I’m wearing my editor hat today. As often happens when I do developmental editing, I notice places where the story is skinny. I perceive areas of “skimmed memory.”
Skimmed memories on the page are a red flag that the author doesn’t want to return to this experience.
It’s tempting to skim a difficult memory to avoid pain. It’s so much easier to pull out the black box recording of this life-crash moment. Why relive it? I’ll just say the thing I always say when people ask me about it.
But what would happen if we allowed ourselves to revisit the moment on the page?
I’ll tell you what would happen. We would experience a fresh stab of pain . . . but we’d also receive new insight. Life is complicated, whereas our skimmed and reported stories are not.
Today, Sam writes:
“My marriage with Sabrina was doomed from the start. After treating me like the man of her dreams, she announced on our honeymoon that she had made a mistake.” Sam goes on to write, in a single paragraph, all that was wrong with the marriage.
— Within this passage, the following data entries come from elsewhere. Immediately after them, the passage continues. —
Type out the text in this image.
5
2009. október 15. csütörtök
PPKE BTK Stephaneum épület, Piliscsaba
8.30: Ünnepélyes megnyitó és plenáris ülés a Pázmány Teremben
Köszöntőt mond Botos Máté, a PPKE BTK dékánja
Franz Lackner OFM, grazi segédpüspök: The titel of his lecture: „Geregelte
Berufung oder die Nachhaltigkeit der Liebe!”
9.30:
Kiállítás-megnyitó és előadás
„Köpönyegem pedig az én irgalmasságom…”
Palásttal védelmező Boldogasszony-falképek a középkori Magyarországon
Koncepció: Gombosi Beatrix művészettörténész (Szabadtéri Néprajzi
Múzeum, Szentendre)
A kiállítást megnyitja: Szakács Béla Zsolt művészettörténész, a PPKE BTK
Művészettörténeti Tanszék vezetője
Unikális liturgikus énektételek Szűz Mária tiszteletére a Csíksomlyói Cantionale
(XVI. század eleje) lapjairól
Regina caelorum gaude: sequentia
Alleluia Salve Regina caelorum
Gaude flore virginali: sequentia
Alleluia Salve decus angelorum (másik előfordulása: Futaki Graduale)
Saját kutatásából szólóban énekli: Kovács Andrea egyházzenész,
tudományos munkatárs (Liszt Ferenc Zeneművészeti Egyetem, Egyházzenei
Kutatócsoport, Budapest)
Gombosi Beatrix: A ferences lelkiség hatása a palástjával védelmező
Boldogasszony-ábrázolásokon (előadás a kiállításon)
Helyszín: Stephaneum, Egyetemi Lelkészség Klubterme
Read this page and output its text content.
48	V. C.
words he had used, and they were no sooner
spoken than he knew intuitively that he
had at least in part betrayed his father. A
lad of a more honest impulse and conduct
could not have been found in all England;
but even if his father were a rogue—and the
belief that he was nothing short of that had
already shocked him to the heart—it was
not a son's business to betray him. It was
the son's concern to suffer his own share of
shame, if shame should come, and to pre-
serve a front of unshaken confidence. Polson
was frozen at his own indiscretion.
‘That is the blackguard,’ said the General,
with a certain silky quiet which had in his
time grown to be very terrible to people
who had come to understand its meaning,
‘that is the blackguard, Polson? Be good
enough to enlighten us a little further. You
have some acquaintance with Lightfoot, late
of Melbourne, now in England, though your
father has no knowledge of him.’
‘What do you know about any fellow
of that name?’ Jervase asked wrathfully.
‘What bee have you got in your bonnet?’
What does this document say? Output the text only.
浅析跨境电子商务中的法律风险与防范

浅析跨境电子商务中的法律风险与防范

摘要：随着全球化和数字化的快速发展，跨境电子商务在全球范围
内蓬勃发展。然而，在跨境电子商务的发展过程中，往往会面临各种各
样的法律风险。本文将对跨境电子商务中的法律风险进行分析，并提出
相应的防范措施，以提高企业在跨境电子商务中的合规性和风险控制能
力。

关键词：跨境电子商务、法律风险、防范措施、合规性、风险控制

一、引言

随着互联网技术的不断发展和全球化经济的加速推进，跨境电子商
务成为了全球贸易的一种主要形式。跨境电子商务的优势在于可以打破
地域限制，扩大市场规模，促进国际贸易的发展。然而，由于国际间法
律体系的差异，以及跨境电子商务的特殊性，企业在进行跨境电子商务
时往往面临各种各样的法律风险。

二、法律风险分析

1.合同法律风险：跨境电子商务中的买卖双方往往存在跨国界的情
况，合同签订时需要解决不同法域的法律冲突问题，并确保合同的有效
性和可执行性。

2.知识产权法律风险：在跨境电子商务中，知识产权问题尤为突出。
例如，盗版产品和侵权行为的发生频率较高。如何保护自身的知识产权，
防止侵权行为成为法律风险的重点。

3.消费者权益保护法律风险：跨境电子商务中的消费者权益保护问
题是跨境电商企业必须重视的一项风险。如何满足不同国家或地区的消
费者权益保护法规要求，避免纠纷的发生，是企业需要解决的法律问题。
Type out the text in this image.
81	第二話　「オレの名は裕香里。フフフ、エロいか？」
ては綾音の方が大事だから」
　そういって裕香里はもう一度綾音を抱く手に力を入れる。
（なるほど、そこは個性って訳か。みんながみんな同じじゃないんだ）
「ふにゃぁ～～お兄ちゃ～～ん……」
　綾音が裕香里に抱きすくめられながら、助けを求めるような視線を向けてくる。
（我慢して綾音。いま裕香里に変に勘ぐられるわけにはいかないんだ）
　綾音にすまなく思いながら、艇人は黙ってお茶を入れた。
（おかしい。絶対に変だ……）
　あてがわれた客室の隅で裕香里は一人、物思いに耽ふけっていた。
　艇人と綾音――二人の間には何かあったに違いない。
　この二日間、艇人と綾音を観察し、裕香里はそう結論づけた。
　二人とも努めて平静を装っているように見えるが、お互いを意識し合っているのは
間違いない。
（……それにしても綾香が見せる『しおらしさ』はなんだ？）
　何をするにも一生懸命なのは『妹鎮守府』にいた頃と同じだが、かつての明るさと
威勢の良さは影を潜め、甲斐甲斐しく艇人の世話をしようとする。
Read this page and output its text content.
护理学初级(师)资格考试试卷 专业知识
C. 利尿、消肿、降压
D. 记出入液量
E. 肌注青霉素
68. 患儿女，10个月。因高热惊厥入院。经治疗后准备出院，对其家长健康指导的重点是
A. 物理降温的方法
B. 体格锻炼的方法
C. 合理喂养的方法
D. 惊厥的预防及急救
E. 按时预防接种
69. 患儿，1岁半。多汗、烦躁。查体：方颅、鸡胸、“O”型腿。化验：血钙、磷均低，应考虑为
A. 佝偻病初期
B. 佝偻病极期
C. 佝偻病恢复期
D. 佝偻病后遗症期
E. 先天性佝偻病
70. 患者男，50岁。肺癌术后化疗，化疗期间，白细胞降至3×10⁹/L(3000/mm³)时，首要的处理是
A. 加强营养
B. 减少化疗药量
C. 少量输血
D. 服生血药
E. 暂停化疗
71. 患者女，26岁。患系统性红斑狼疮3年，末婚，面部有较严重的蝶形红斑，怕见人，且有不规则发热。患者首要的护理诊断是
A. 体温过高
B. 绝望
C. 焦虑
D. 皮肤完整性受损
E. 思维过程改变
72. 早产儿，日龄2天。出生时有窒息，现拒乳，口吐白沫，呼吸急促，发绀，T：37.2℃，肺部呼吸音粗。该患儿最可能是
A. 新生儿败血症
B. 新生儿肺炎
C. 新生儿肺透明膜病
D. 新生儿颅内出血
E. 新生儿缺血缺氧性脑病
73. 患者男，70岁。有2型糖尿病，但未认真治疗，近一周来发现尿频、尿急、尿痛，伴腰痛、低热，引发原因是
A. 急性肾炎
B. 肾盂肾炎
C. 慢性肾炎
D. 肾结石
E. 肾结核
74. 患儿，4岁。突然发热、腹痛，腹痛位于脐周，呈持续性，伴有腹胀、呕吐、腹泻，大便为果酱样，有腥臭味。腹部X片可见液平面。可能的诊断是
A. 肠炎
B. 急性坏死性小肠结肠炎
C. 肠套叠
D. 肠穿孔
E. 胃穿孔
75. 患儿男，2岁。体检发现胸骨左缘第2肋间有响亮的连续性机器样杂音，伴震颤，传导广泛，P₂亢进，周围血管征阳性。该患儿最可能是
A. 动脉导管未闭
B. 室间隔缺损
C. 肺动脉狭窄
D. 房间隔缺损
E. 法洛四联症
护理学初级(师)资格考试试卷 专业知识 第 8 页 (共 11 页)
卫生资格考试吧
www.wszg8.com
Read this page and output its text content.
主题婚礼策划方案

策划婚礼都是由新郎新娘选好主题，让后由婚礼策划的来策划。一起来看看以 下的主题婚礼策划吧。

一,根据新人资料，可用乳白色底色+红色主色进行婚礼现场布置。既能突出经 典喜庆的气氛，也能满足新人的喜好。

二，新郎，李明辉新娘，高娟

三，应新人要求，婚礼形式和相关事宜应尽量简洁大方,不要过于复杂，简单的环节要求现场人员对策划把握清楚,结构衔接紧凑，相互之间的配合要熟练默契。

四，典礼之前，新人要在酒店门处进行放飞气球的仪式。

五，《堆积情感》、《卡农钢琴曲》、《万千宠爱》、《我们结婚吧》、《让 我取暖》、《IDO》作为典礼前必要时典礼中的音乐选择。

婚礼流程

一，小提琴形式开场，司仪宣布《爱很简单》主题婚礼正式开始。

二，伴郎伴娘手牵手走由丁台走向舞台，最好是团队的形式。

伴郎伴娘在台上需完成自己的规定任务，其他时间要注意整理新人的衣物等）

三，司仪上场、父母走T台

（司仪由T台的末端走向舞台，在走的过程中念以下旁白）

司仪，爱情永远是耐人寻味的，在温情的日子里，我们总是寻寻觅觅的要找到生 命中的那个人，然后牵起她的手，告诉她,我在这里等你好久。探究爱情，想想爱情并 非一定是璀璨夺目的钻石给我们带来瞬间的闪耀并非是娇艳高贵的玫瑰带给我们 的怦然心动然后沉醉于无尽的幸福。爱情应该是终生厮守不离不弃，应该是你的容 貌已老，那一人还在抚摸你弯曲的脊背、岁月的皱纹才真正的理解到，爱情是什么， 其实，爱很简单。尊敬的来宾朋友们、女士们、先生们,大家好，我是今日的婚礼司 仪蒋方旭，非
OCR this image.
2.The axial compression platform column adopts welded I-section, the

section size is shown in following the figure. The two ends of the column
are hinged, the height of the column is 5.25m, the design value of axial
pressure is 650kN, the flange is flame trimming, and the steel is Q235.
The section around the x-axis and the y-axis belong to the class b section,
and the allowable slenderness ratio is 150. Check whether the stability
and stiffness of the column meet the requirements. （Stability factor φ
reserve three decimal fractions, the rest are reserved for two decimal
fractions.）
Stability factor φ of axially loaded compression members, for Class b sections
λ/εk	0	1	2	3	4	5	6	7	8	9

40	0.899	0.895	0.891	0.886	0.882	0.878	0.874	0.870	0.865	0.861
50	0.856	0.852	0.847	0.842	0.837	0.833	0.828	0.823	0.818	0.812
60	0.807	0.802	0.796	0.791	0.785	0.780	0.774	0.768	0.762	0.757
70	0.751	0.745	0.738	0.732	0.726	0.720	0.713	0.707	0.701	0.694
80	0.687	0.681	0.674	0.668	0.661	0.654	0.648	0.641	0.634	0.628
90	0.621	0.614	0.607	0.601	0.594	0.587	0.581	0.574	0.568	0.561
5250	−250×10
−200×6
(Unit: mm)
Clear-cut judgments are easy. We lose the complexity and ambiguity and interest that both life and story share.
Yet I understand. Who wants to return to these memories, add detail, reach for honesty, and find things were truly complicated?
All the same, I’ve worked with Sam for a while, and he is a strong, courageous writer. I know he will take the time to investigate this paragraph. Precious years and intricate wisdom are here to be excavated. Perhaps three or four new pages will emerge.
Sam could show us how they drove for hours after the wedding, when the hotel lost their reservation. He might show that honeymoon breakfast table where the waiter spilled a mimosa on Sabrina’s dress. He could show Sabrina, her hair straggling and her nerves frayed, saying words she didn’t mean. He could reveal his own short temper, and how he barked at the waiter.
Writing our stories demands honesty. This is true whether we build fiction or remain in the territory of memoir. When we revisit an experience, letting go of ready-made judgments, we encounter the stunning beauty of authentic storytelling.